Do highly divergent loci reside in genomic regions affecting reproductive isolation? A test using next-generation sequence data in Timema stick insects
1 Department of Ecology and Evolutionary Biology, University of Colorado, Boulder, 80303, USA
2 Department of Botany, University of Wyoming, Laramie, WY, 82071, USA
3 Department of Biology, Notre Dame University, South Bend, IN, 11111, USA
BMC Evolutionary Biology 2012, 12:164 doi:10.1186/1471-2148-12-164Published: 31 August 2012
Genetic divergence during speciation with gene flow is heterogeneous across the genome, with some regions exhibiting stronger differentiation than others. Exceptionally differentiated regions are often assumed to experience reduced introgression, i.e., reduced flow of alleles from one population into another because such regions are affected by divergent selection or cause reproductive isolation. In contrast, the remainder of the genome can be homogenized by high introgression. Although many studies have documented variation across the genome in genetic differentiation, there are few tests of this hypothesis that explicitly quantify introgression. Here, we provide such a test using 38,304 SNPs in populations of Timema cristinae stick insects. We quantify whether loci that are highly divergent between geographically separated (‘allopatric’) populations exhibit unusual patterns of introgression in admixed populations. To the extent this is true, highly divergent loci between allopatric populations contribute to reproductive isolation in admixed populations.
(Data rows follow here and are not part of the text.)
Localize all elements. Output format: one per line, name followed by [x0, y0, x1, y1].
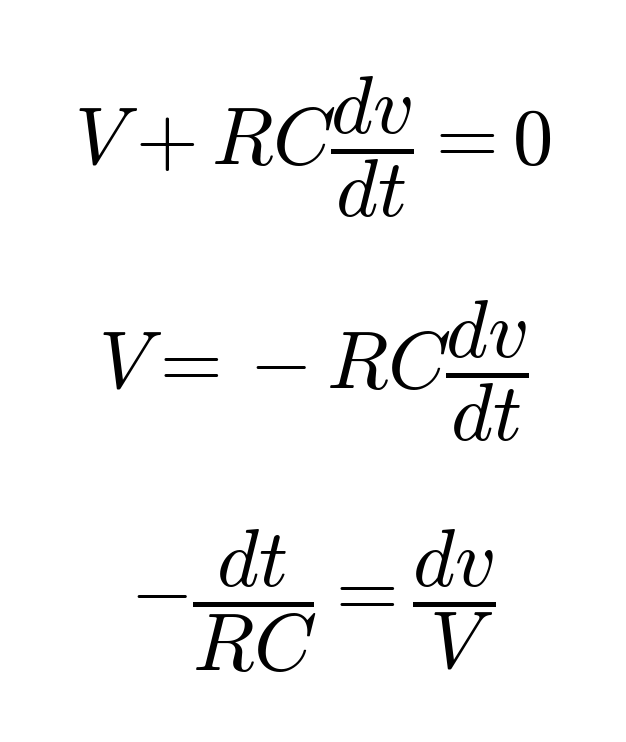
Text: $V = -RC\dfrac{dv}{dt}$: $V = -RC\dfrac{dv}{dt}$: [98, 298, 528, 444]
Text: $V + RC\dfrac{dv}{dt} = 0$: $V + RC\dfrac{dv}{dt} = 0$: [74, 75, 552, 220]
Text: $-\dfrac{dt}{RC} = \dfrac{dv}{V}$: $-\dfrac{dt}{RC} = \dfrac{dv}{V}$: [130, 528, 496, 674]
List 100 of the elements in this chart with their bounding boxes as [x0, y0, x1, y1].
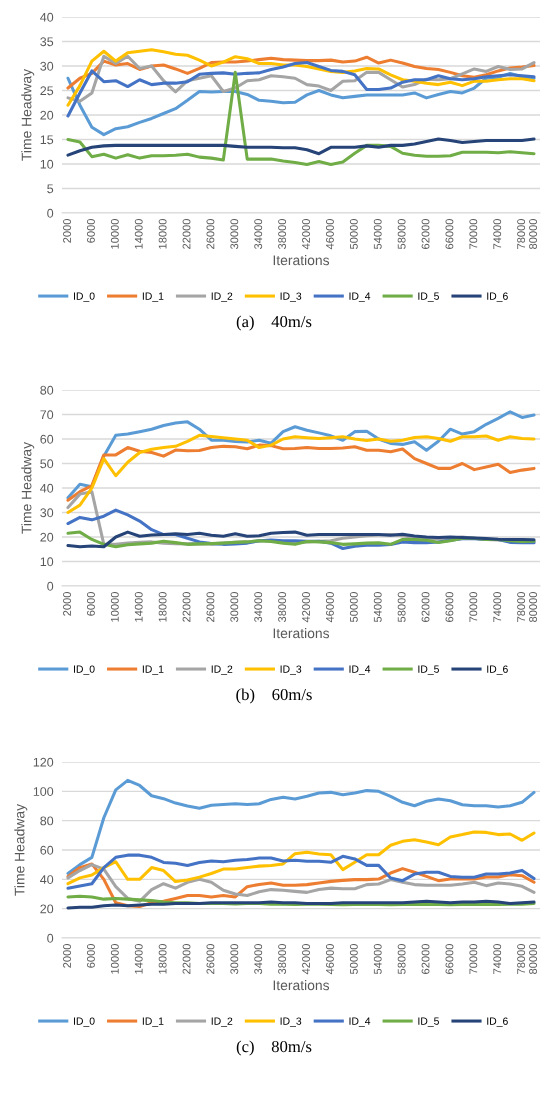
x-tick-label: 54000 [373, 218, 382, 250]
legend-label: ID_4 [349, 1017, 371, 1027]
x-tick-label: 26000 [206, 218, 215, 249]
x-tick-label: 22000 [182, 218, 191, 249]
x-tick-label: 38000 [278, 943, 287, 975]
line-series [66, 443, 536, 502]
line-series [66, 899, 536, 910]
legend-label: ID_4 [349, 292, 371, 302]
y-tick-label: 60 [40, 434, 54, 444]
legend-label: ID_1 [142, 665, 164, 675]
y-tick-label: 20 [40, 110, 54, 120]
x-tick-label: 18000 [158, 218, 167, 249]
legend-label: ID_1 [142, 1017, 164, 1027]
line-series [66, 48, 536, 107]
y-axis-title: Time Headway [14, 803, 28, 896]
y-tick-label: 40 [40, 12, 54, 22]
x-tick-label: 54000 [373, 943, 382, 975]
x-tick-label: 78000 [517, 943, 526, 974]
legend-label: ID_3 [280, 665, 302, 675]
x-tick-label: 80000 [529, 591, 538, 622]
x-tick-label: 50000 [349, 591, 358, 623]
x-tick-label: 10000 [110, 591, 119, 622]
y-tick-label: 5 [47, 184, 54, 194]
x-tick-label: 34000 [254, 591, 263, 623]
line-series [66, 853, 536, 890]
x-tick-label: 14000 [134, 943, 143, 974]
y-axis-title: Time Headway [21, 441, 35, 534]
x-tick-label: 38000 [278, 218, 287, 250]
line-series [66, 61, 536, 118]
x-tick-label: 34000 [254, 943, 263, 975]
line-series [66, 70, 536, 167]
x-tick-label: 70000 [469, 218, 478, 249]
x-axis-title: Iterations [273, 255, 330, 266]
x-tick-label: 62000 [421, 591, 430, 622]
x-tick-label: 54000 [373, 591, 382, 623]
text: (c) 80m/s [236, 1040, 312, 1056]
legend-label: ID_0 [74, 1017, 95, 1027]
x-tick-label: 10000 [110, 218, 119, 249]
y-tick-label: 0 [47, 581, 54, 591]
x-tick-label: 78000 [517, 218, 526, 249]
line-series [66, 433, 536, 515]
x-tick-label: 42000 [302, 943, 310, 975]
legend-label: ID_2 [211, 292, 233, 302]
y-axis-title: Time Headway [21, 68, 35, 161]
y-tick-label: 40 [40, 483, 54, 493]
legend-label: ID_6 [487, 1017, 508, 1027]
x-tick-label: 50000 [349, 943, 358, 975]
y-tick-label: 0 [47, 208, 54, 218]
legend-label: ID_0 [74, 292, 95, 302]
legend-label: ID_4 [349, 665, 371, 675]
legend-label: ID_3 [280, 1017, 302, 1027]
y-tick-label: 10 [40, 159, 54, 169]
y-tick-label: 20 [40, 904, 54, 914]
x-tick-label: 80000 [529, 943, 538, 974]
x-tick-label: 74000 [493, 591, 502, 622]
y-tick-label: 30 [40, 61, 54, 71]
x-tick-label: 14000 [134, 218, 143, 249]
y-tick-label: 15 [40, 135, 54, 145]
y-tick-label: 30 [40, 508, 54, 518]
y-tick-label: 70 [40, 410, 54, 420]
x-tick-label: 30000 [230, 218, 239, 250]
x-tick-label: 80000 [529, 218, 538, 249]
x-tick-label: 42000 [302, 591, 310, 623]
y-tick-label: 10 [40, 557, 54, 567]
x-tick-label: 70000 [469, 591, 478, 622]
x-tick-label: 62000 [421, 218, 430, 249]
x-tick-label: 6000 [86, 943, 95, 968]
line-series [66, 778, 536, 875]
x-tick-label: 74000 [493, 943, 502, 974]
x-tick-label: 46000 [325, 591, 334, 623]
legend-label: ID_5 [418, 1017, 439, 1027]
legend-label: ID_5 [418, 292, 439, 302]
x-tick-label: 46000 [325, 943, 334, 975]
legend-label: ID_1 [142, 292, 164, 302]
y-tick-label: 80 [40, 385, 54, 395]
y-tick-label: 25 [40, 86, 54, 96]
x-tick-label: 18000 [158, 591, 167, 622]
x-tick-label: 14000 [134, 591, 143, 622]
legend-label: ID_2 [211, 1017, 233, 1027]
x-tick-label: 66000 [445, 218, 454, 249]
x-tick-label: 42000 [302, 218, 310, 250]
line-series [66, 830, 536, 886]
x-tick-label: 6000 [86, 218, 95, 243]
y-tick-label: 120 [33, 757, 54, 767]
x-tick-label: 66000 [445, 943, 454, 974]
x-tick-label: 34000 [254, 218, 263, 250]
x-tick-label: 62000 [421, 943, 430, 974]
x-tick-label: 58000 [397, 591, 406, 623]
x-tick-label: 2000 [63, 218, 71, 243]
y-tick-label: 100 [33, 787, 54, 796]
x-tick-label: 2000 [63, 591, 71, 616]
x-axis-title: Iterations [273, 980, 330, 991]
line-series [66, 137, 536, 157]
x-tick-label: 78000 [517, 591, 526, 622]
y-tick-label: 0 [47, 933, 54, 943]
y-tick-label: 60 [40, 845, 54, 855]
x-tick-label: 26000 [206, 591, 215, 622]
text: (b) 60m/s [236, 688, 312, 704]
x-axis-title: Iterations [273, 628, 330, 639]
x-tick-label: 30000 [230, 943, 239, 975]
As predicted, we find a substantial association between locus-specific divergence between allopatric populations and locus-specific introgression in admixed populations. However, many loci depart from this relationship, sometimes strongly so. We also report evidence for selection against foreign alleles due to local adaptation.
Loci that are strongly differentiated between allopatric populations sometimes contribute to reproductive isolation in admixed populations. However, geographic variation in selection and local adaptation, in aspects of genetic architecture (such as organization of genes, recombination rate variation, number and effect size of variants contributing to adaptation, etc.), and in stochastic evolutionary processes such as drift can cause strong differentiation of loci that do not always contribute to reproductive isolation. The results have implications for the theory of ‘genomic islands of speciation’.